When the viral load is very low, it is referred to as viral suppression. HIV viral suppression is defined as less than 200 copies of HIV per milliliter of blood (3). This can also be called an “undetectable viral load”.
When this viral load is at undetectable levels (viral suppression), it doesn’t mean the virus is gone completely, but it does prevent the disease from progressing and means there is effectively no risk of passing HIV to others through sex (3). It also reduces the risk of transmission through shared needles and syringes, from a mother to her baby during pregnancy and at birth, and during breastfeeding. However, current recommendations in the United States state that HIV-positive mothers should not breastfeed their babies even if they have an undetectable viral load (3).

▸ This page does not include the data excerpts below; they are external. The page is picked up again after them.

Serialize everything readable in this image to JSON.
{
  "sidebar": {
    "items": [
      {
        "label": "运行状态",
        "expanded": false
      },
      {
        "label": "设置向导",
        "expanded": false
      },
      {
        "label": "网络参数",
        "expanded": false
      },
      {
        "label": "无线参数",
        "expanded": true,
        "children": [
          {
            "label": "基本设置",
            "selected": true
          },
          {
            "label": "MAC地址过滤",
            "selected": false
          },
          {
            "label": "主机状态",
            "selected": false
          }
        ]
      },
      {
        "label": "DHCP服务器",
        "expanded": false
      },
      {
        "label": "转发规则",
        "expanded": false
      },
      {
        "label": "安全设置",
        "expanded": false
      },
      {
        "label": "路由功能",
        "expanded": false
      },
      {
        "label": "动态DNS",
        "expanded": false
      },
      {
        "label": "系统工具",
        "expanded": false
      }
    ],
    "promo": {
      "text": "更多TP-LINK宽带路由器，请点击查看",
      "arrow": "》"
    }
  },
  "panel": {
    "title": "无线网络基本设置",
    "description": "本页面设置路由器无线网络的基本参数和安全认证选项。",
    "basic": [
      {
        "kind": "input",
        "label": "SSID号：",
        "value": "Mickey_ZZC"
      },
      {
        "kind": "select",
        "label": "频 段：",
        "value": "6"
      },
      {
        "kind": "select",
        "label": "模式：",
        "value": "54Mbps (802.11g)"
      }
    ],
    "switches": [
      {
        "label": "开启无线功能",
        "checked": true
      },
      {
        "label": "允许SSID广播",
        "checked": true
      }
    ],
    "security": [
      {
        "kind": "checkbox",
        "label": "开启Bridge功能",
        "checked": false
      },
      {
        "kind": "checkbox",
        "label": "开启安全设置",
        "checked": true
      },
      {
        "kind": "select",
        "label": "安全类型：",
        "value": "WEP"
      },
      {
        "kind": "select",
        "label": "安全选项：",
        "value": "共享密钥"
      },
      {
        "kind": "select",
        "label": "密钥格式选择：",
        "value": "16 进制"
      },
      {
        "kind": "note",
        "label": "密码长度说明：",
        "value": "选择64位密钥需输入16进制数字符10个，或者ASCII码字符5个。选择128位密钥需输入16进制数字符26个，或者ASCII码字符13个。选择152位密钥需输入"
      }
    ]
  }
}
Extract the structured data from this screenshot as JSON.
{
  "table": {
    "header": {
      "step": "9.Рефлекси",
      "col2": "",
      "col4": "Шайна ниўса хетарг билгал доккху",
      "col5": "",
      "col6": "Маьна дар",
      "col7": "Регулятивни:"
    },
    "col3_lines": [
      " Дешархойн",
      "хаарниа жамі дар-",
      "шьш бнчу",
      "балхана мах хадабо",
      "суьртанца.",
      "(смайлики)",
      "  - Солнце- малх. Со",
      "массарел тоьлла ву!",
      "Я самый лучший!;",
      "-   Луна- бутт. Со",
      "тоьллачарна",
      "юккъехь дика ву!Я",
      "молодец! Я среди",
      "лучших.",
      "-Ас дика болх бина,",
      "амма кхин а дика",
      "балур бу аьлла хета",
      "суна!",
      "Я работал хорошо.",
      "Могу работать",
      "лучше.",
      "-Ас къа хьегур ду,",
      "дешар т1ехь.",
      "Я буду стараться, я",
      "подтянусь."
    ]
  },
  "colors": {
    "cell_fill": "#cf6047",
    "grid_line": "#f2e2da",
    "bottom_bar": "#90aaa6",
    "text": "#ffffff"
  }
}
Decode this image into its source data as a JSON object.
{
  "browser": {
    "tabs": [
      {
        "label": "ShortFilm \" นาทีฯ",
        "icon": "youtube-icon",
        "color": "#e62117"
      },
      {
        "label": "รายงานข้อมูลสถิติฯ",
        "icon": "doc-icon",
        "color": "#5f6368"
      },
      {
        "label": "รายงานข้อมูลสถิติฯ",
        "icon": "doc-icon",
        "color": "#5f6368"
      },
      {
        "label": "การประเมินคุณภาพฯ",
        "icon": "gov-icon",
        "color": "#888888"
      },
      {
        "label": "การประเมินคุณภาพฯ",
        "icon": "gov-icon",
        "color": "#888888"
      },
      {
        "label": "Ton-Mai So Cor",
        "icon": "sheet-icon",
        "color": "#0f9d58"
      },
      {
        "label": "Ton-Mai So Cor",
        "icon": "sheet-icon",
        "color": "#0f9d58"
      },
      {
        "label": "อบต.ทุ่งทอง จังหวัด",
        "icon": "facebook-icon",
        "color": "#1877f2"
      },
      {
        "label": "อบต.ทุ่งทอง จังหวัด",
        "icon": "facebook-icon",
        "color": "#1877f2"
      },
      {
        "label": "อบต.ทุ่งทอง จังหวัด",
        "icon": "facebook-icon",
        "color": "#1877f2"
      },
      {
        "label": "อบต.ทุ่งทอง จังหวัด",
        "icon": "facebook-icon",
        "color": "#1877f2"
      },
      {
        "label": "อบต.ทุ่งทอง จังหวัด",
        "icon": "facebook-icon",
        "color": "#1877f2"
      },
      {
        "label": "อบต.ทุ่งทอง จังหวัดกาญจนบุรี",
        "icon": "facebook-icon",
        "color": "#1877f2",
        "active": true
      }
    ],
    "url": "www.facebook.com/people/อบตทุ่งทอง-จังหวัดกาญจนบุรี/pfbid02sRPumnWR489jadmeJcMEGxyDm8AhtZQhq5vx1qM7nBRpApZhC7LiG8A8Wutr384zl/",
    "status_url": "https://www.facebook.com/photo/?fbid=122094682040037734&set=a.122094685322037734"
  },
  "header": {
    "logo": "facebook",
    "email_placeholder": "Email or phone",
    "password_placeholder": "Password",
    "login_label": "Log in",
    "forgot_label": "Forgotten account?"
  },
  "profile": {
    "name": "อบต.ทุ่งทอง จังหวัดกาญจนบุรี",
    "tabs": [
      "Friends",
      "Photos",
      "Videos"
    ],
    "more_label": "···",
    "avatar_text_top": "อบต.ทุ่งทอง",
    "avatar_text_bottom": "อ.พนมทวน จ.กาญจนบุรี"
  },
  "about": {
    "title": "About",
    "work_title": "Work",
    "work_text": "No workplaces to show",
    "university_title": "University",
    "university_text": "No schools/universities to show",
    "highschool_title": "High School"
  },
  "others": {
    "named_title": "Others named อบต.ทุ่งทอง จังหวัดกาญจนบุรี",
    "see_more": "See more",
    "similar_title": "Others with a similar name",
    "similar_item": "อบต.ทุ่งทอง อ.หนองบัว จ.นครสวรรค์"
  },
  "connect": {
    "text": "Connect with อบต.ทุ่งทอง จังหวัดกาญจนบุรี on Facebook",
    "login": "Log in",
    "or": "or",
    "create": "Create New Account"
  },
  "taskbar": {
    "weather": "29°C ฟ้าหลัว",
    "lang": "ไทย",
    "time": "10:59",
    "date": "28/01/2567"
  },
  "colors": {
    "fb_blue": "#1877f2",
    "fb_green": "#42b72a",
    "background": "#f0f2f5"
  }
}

At the end of 2019, an estimated 59% of individuals on ART had achieved suppression of the HIV virus with no risk of transmitting the virus to others through sex (4).
ART is life-long and must be taken as prescribed on a daily basis. If ART is not taken consistently, drug-resistant HIV strains can develop, meaning the medications will no longer be effective (3).
Routine viral load and CD4+ T cell monitoring are important to ensure that treatment is effective and maintaining viral load at undetectable levels in the blood (5).
1. Cunningham, AL, et al. (2010) Manipulation of dendritic cell function by viruses. Curr Opin Microbiol, 13 (4), 524-529.
2. Weiss RA. (1993) How does HIV cause AIDS? Science, 260 (5112), 1273-1279.
3. HIV Treatment. Reviewed May 2021. CDC.
4. HIV/AIDS. World Health Organization.
5. HIV Treatment: The Basics. (Reviewed March 2020)HIVinfo. NIH.gov.